“Happiness Is a Warm Puppy” catapulted Peanuts into the pop culture stratosphere. A book of the same name that featured various scenarios showing what the Peanuts kids considered the state of being happy became the fifth best-selling fiction book of the 1960s. Peanuts posters and pennants dominated dorm rooms. Schoolchildren bombarded Schulz’ office with their own “Happiness Is…” drawings. “Happiness Is a Warm ______” became a popular phrase, with no end to what you could use to fill in the blank. A firearms periodical titled one of their articles “Happiness Is a Warm Gun,” which so intrigued John Lennon that he used it for one of the most beloved Beatles songs ever.
It is, of course, a simple strip. Lucy walks over to Snoopy, pats him on the head, snuggles up to him and walks away with a smile, uttering the phrase that launched an empire. The genius of it is Schulz’ decision to make Lucy the one who says this heartwarming sentence. She is easily the most irascible of the Peanuts children, yet even she needs to feel secure and loved and warm and happy. She’s a fussbudget supreme, and Snoopy isn’t even her dog, and sometimes she wants to pound him, but at that moment that dog represents the peace that everyone needs to find and nestle into.
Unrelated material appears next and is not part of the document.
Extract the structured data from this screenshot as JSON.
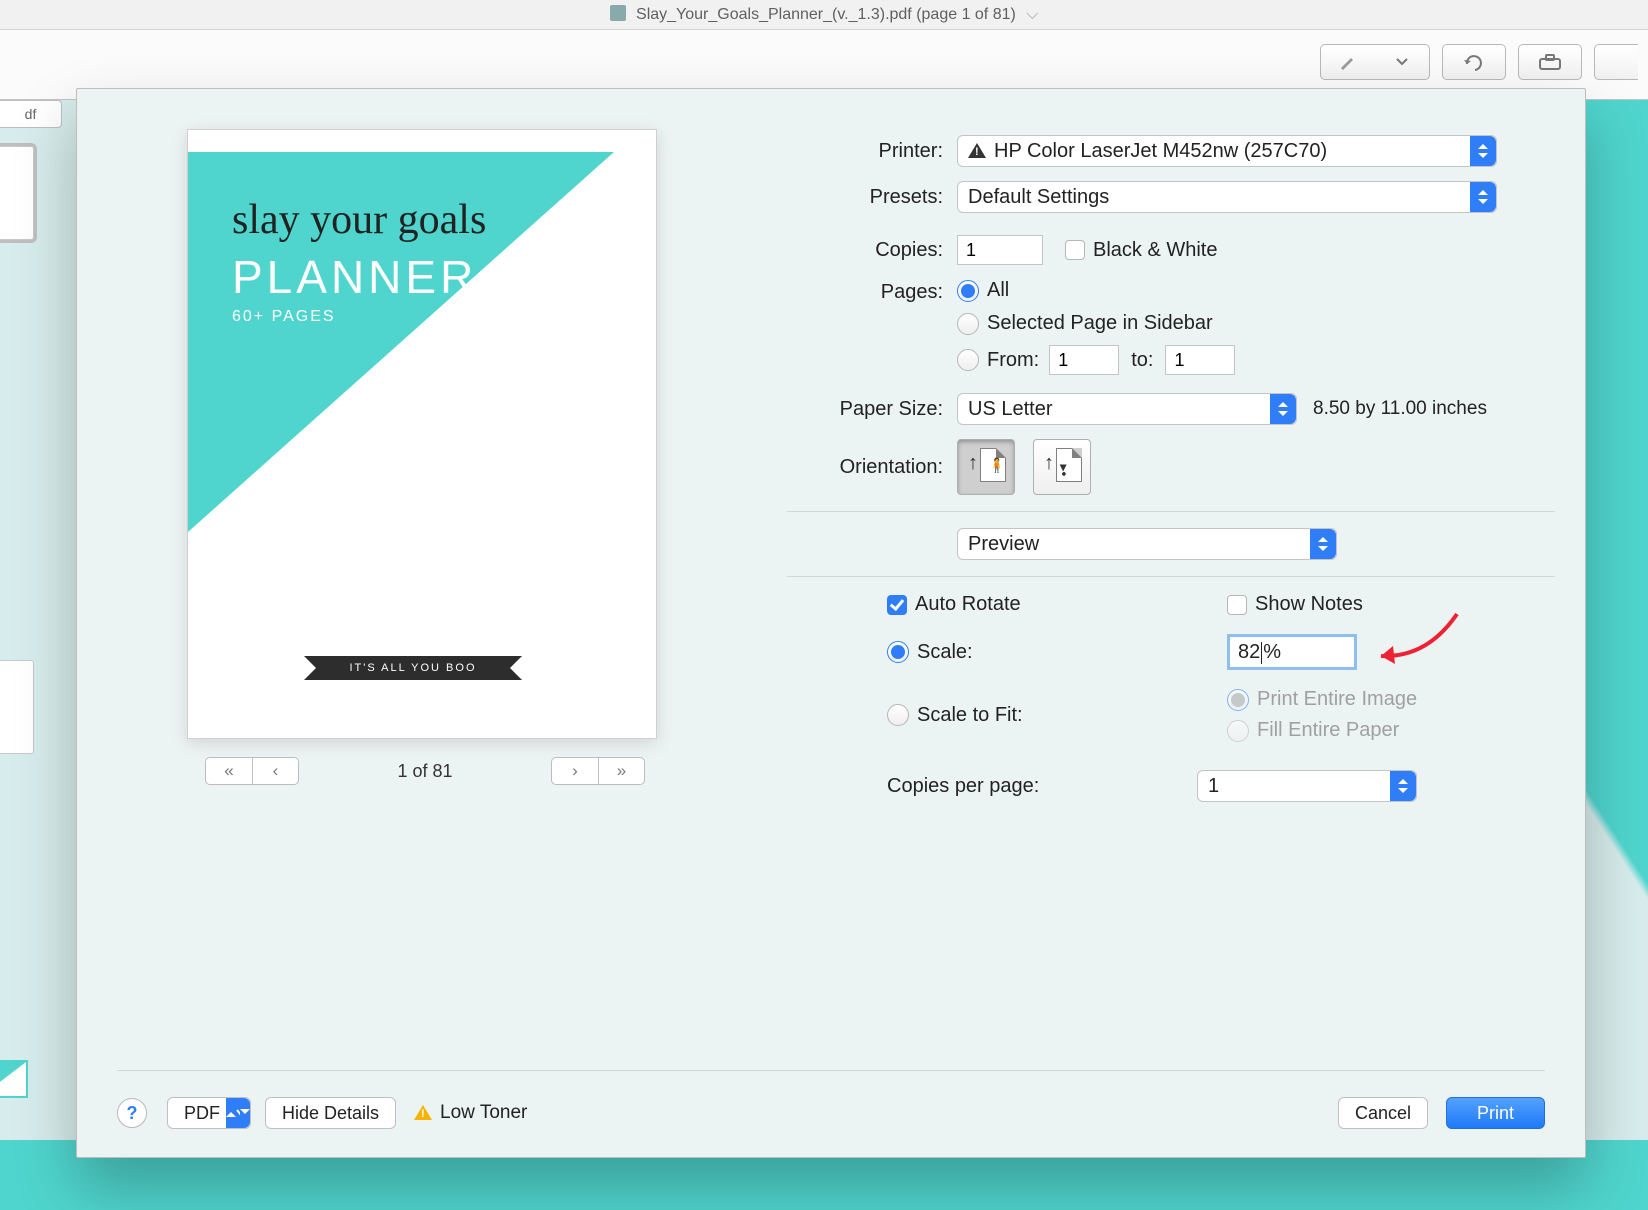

There is no hatred. No doubting. No arguing. No clever reference. There is love here, and it’s requited. It’s so requited your teeth could hurt. Just happiness. Elusive for so many hours of our lives, but resplendent when realized. So much of Peanuts delineated in pinpoint detail the suffering that plagues us. This strip recognized that it is not all despair. For what it represented to the world of Peanuts as both a work of art and a business franchise, it is my favorite daily.